We report a patient who developed orbital MALT lymphoma after autologous peripheral blood stem cell transplantation for follicular lymphoma as relapse of diffuse large B-cell lymphoma. A 54-year-old woman with systemic lymphadenopathy was diagnosed with diffuse large B-cell lymphoma by left supraclavicular lymph node biopsy, and underwent 6 courses of R-CHOP chemotherapy with rituximab, cyclophosphamide, doxorubicin, vincristine, and prednisolone, leading to complete response. Five years later in the follow-up, an abdominal mass with abnormal uptake was found by whole-body 2-[18F]fluoro-2-deoxy-D-glucose positron emission tomography, and computed tomography-guided biopsy demonstrated follicular lymphoma. She underwent 4 courses of R-IDEA chemotherapy with rituximab, ifosfamide, dexamethasone, etoposide, and cytarabine, resulting in partial response, and then, underwent autologous peripheral blood stem cell transplantation with myeloablative conditioning with R-MCEC chemotherapy (rituximab, ranimustine, cyclophosphamide, etoposide, and carboplatin). She was well for the following 3 years with no treatment until the development of a right orbital mass.
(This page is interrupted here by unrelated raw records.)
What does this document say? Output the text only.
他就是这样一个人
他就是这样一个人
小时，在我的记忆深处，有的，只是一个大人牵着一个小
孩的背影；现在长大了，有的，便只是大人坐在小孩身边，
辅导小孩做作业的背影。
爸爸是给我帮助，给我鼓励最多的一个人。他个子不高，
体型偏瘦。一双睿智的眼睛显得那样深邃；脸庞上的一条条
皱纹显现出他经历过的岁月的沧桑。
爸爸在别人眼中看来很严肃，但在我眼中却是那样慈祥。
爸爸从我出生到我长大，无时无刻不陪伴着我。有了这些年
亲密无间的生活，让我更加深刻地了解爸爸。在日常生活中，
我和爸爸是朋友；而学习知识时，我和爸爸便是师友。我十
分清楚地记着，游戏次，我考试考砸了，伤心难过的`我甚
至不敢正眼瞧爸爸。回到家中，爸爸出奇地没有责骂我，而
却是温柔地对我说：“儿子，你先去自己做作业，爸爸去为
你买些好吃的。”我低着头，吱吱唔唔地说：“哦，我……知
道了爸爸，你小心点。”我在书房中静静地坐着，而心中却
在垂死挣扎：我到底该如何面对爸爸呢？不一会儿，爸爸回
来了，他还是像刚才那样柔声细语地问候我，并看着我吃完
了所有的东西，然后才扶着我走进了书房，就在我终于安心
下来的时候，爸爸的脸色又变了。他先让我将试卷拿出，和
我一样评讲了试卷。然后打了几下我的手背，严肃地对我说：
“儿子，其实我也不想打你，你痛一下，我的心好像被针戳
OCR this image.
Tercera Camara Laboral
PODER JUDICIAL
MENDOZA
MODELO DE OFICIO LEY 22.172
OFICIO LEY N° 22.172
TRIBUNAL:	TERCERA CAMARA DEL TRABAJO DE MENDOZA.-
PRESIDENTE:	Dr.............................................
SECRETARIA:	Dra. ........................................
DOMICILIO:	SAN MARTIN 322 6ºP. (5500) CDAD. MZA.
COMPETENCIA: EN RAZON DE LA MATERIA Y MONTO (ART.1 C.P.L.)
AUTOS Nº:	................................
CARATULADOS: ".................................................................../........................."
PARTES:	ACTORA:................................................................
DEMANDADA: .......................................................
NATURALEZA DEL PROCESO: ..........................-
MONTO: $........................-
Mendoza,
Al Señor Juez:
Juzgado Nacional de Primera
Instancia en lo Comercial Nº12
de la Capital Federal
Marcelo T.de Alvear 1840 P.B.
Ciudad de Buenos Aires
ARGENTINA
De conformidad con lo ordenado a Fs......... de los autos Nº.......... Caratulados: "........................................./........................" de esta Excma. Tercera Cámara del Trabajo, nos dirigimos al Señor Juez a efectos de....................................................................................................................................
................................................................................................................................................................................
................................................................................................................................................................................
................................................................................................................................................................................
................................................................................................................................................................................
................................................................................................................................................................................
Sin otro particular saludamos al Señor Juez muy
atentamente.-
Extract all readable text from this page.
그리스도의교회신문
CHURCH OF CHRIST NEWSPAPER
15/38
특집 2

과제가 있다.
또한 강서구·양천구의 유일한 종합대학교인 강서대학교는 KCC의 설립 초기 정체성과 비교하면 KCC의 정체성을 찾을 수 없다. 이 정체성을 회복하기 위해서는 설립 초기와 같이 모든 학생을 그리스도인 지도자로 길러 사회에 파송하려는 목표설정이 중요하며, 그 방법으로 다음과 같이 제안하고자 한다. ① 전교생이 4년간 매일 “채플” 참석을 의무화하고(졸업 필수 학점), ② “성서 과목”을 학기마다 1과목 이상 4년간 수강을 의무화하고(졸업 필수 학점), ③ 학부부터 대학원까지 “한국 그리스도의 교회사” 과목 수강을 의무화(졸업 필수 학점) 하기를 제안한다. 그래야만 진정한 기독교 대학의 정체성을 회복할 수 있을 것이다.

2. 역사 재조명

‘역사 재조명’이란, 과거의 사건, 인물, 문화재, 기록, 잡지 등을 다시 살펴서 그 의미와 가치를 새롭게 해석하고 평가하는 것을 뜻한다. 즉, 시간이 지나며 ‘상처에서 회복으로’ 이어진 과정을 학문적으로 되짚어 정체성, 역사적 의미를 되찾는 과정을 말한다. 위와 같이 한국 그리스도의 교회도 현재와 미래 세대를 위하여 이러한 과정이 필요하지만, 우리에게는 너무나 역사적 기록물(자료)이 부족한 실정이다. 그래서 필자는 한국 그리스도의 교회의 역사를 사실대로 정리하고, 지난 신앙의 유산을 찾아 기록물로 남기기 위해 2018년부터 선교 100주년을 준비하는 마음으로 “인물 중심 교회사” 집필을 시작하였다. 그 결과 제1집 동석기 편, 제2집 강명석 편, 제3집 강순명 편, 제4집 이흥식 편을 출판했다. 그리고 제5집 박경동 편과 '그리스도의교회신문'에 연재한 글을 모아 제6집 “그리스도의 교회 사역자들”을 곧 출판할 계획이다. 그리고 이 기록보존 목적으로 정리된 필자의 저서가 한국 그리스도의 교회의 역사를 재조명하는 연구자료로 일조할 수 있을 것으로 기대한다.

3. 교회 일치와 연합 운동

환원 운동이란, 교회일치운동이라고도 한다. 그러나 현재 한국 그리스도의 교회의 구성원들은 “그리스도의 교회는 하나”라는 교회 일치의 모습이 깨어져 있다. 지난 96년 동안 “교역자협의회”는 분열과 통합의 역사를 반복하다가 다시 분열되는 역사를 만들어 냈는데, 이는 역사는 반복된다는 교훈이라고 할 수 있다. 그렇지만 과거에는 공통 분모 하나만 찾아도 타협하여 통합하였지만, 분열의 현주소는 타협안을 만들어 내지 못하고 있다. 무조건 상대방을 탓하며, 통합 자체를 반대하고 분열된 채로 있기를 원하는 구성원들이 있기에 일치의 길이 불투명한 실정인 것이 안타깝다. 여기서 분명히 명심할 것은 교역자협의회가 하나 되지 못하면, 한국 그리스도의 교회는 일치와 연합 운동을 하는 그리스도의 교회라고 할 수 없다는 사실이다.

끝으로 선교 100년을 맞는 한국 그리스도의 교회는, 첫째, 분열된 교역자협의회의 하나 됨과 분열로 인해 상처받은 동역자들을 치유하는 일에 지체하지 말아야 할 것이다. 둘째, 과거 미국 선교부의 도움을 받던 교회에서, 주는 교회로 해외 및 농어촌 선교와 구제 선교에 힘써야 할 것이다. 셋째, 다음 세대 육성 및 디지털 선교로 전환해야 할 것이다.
The excisional biopsy this time revealed MALT lymphoma. She underwent 3 courses with rituximab monotherapy and local orbital radiation at the total dose of 30 Gy. She had no relapse for the following three years. Relapse as MALT lymphoma after hematopoietic stem cell transplantation for relapsed and refractory lymphoma may not be a poor prognostic sign.